3. Can you tell us about some of the projects you’ve supported?

We give unrestricted funding to community-led organisations and we try to fund them for the long term, some for more than 10 years. We believe in supporting the sector with holistic interventions, for example funding frontline services to immigration advice to policy advocacy. As an example in the UK, for women escaping domestic violence we support partners to offer immediate refuge, retraining for employment, to secure long-term housing and childcare for their children while at the same time advocating for the rights of domestic violence survivors when it comes to government policy. Overall, we give away between £1 million and £3 million a year.

4. So how do you measure your impact?

Of course having impact is important. Measuring it is a whole other thing. In fact I wrote a blog on it here. We would say we’re practising trust-based philanthropy, which we’ve been doing since 2015 but it’s only recently that this has become a buzzword. I think that there is a misconception about trust-based philanthropy that it is not concerned with impact. There is impact, but it’s just not necessarily measured in a visible or easily quantifiable way. If we take violence against women as an example, an organisation can tell you it worked with 100 women, and they could say five of them got back into employment and five have a salary of X amount or managed to move into a home. But it is harder to talk about trauma rehabilitation and wellbeing in the same way, even though they are important outcomes to fund. Unfortunately when funders don’t understand impact we stifle our charity partners’ ability to do deep, transformative work.

Tracking impact can cost a lot of money so I am mindful of asking grantees to spend a large part of their grant on tracking the direct impact of our funding because this can take away from the important work they are doing. Instead we spend time understanding how our partners already track their impact and how they learn from their work and the information they collect. When I first entered the sector, I was a bit naive, thinking I could skip steps to learn everything I needed to know. Looking back, I cringe because I realise it takes time to understand how communities live, what their needs are, and what realistic expectations on showing impact we, as funders, should have.

5. Is there a particular challenge you’ve encountered in your philanthropic work?

Yes, lots. I think one would be this desire to always be successful in your funding and always have maximum positive impact. I think a lot of that comes from a place of wanting to do good. But then some of it comes from unrealistic expectations that each pound will have exactly the amount of impact you’d want it to because things in real life go wrong.

The other challenge is that the world is always changing, and this means that sometimes there are neutral forces and even opposite forces pushing against you. The anti-rights movement, for example, is very focused and collaborative as it tries to take away hard-won rights from women, LGBTQ+ people and others.

6. What’s been the most satisfying, rewarding thing you’ve been involved with?

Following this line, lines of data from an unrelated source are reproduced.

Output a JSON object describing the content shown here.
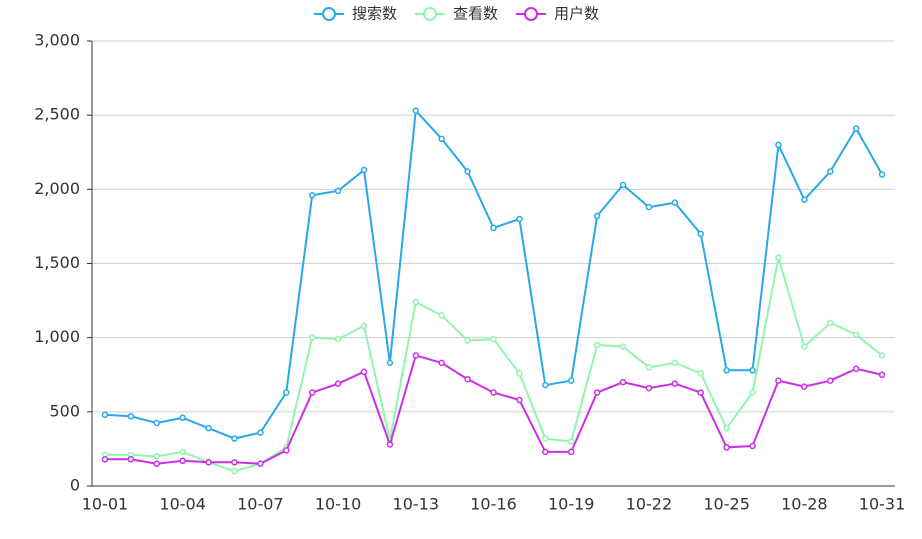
{
  "chart_data": {
    "type": "line",
    "categories": [
      "10-01",
      null,
      null,
      "10-04",
      null,
      null,
      "10-07",
      null,
      null,
      "10-10",
      null,
      null,
      "10-13",
      null,
      null,
      "10-16",
      null,
      null,
      "10-19",
      null,
      null,
      "10-22",
      null,
      null,
      "10-25",
      null,
      null,
      "10-28",
      null,
      null,
      "10-31"
    ],
    "series": [
      {
        "name": "搜索数",
        "color": "#27a9e8",
        "values": [
          480,
          470,
          425,
          460,
          390,
          320,
          360,
          630,
          1960,
          1990,
          2130,
          830,
          2530,
          2340,
          2120,
          1740,
          1800,
          680,
          710,
          1820,
          2030,
          1880,
          1910,
          1700,
          780,
          780,
          2300,
          1930,
          2120,
          2410,
          2100
        ]
      },
      {
        "name": "查看数",
        "color": "#91f5ad",
        "values": [
          210,
          210,
          200,
          230,
          160,
          100,
          150,
          260,
          1000,
          990,
          1080,
          310,
          1240,
          1150,
          980,
          990,
          760,
          320,
          300,
          950,
          940,
          800,
          830,
          760,
          390,
          630,
          1540,
          940,
          1100,
          1020,
          880
        ]
      },
      {
        "name": "用户数",
        "color": "#cc2ee8",
        "values": [
          180,
          180,
          150,
          170,
          160,
          160,
          150,
          240,
          630,
          690,
          770,
          280,
          880,
          830,
          720,
          630,
          580,
          230,
          230,
          630,
          700,
          660,
          690,
          630,
          260,
          270,
          710,
          670,
          710,
          790,
          750
        ]
      }
    ],
    "ylim": [
      0,
      3000
    ],
    "yticks": [
      0,
      500,
      {
        "value": 1000,
        "label": "1,000"
      },
      {
        "value": 1500,
        "label": "1,500"
      },
      {
        "value": 2000,
        "label": "2,000"
      },
      {
        "value": 2500,
        "label": "2,500"
      },
      {
        "value": 3000,
        "label": "3,000"
      }
    ],
    "grid": true
  }
}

I think it’s seeing the change achieved by our partners. I’ve loved working with Dasra, I am also on their board so I know them well. GMSP supported their Rebuild Fund, which was about getting money to much smaller organisations that are outside of the metro cities, in smaller communities. I attended a brilliant conference in Mumbai where there were seven different Indian languages being spoken, and this reminded me that doing these conferences in English is linked to the power dynamic of expecting these small organisations to be able to communicate in the way that works for us. I loved being part of that, especially because GMSP provided only part of the funding and where there are more donors, there is an accelerated impact.

 

 

7. Your parents obviously have been very successful in business, and you’ve had your own business career. So how have you as a family used that business experience and brought that to your philanthropy?

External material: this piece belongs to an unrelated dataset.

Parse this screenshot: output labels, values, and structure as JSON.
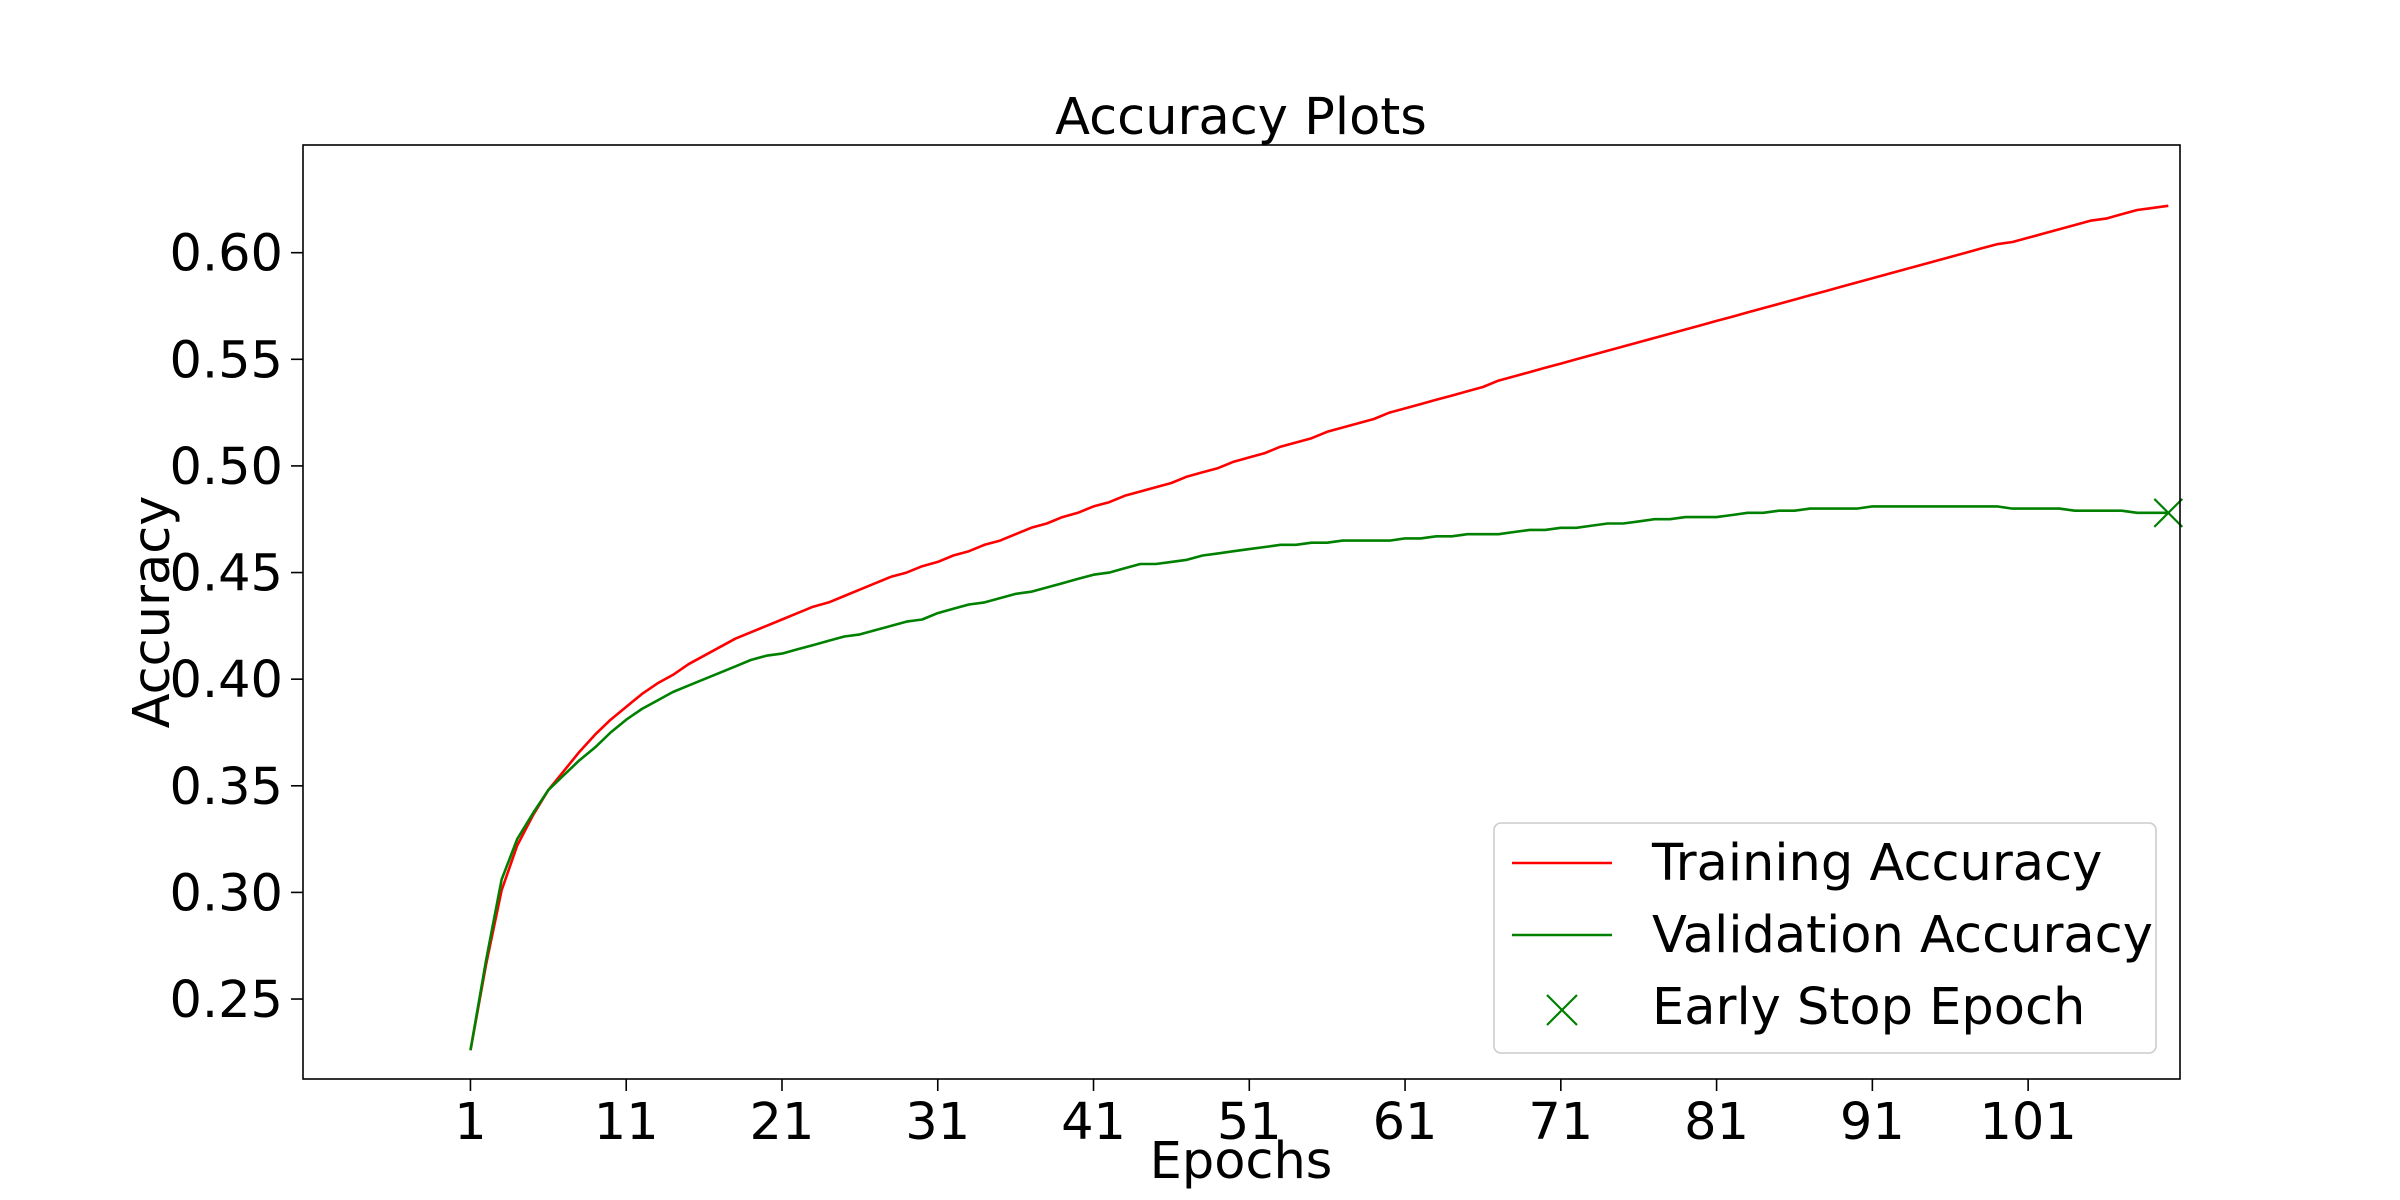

I believe that a good philanthropist does a lot more than just bring funding. Bringing your skills and your networks is really important. People often underestimate how much the kind of networks they have can help in the work. We’ve been mindful to try and use our areas of expertise where relevant. One example I can think of is when we funded the Akshay Patra Kitchen in Watford (Akshaya Patra is the world’s biggest food charity). When we partnered with them to bring this work to the UK, my father lent his skills finding property sites, architects and builders, and Akshaya Patra were delighted because their expertise is in creating hot nutritious meals not in UK property, so it was a good meeting of skills.  But I am conscious of not thinking we know the answers just because we were successful in business and so let us solve the problem! We are very aware of not always having the relevant knowledge, and we put our faith in the expertise of the community and our grantee partners.

8. How do the different generations in your family work together?

My parents and I work really well together because our foundation is built on the same values that we hold dear as a family, and that has always been our bedrock. Whenever we’re confused about something, we’ll come back to our values and ask ourselves: What do we think, not just about this one thing but our whole approach to life and our family?

I often hear from other Next Gen philanthropists that they worry their work will be negatively impacted by family dynamics, but there are certain things you can put in place that can help such as having really clear roles. With my children, we’re taking a similar approach to my parents, which is that we’re involving them in lots of elements of giving which aren’t linked to the GMSP Foundation. Our focus is on giving them this sense of spiritual solidarity – respecting others, giving whatever they can and creating a positive impact on the world through their actions. We engage them in conversation about the world around them – and especially around their own privilege.

9. What are the lessons that you have learnt in your philanthropic journey that you would impart to your children, or even other philanthropists, if they came to you?

I would say number one is to get out of your own echo chamber. We don’t know what we don’t know. If you can get out of your echo chamber, you can develop a much better understanding of the issues that you’re funding. Have a look at where you mix, what kind of circles? Whose voices are you listening to? We see a huge polarisation in our society now so this point about hearing other perspectives is even more important.

Number two is to know practically how much time you have to give. I see a lot of philanthropists completely overwhelmed with application volumes. If you know you can only give a day a week of your time, don’t get involved in application reviews for example. Get the support you need to ensure you don’t slow down the work. 

Number three is to know yourself in the deeper sense.  What sparks joy for you? What do you want your legacy to be when you die? And number four – be mindful of family dynamics – segment your “stakeholders” like good businesses segment their customers. For example, my father is a “numbers man” and wants to see the spreadsheet while my mother is a “heart person” and she wants to know the individual stories of impact.

10. How do you see the general philanthropic landscape changing over the next decade?

The biggest wealth transfer in history is going to happen in the next generation and that’s going to go to women. I think the Next Gen thinks very differently about funding movements, funding activism and philanthropy and will hopefully move along that curve. I hope we will meet the challenge of funding collaboratively and in a coordinated way.

Quick fire round

Favourite charity: Dasra (a strategic philanthropy organisation facilitating partnerships between funders, non-profits, business, and government in order to help India achieve the SDGs by 2030).

Favourite philanthropist: Lynne Smitham (The Kiawah Trust, which helps educate and empower adolescent girls from disadvantaged communities in India).

Best philanthropic initiative: Think Equal, the charity for social and emotional learning for children.

Three most important skills in philanthropy: Introspecting, listening with humility and being in solidarity with your partners.

Your favourite charity campaign: Jan Sahas migrant campaign or, more generally, #MeToo. I think charity campaigns can be isolated, but movements are more powerful.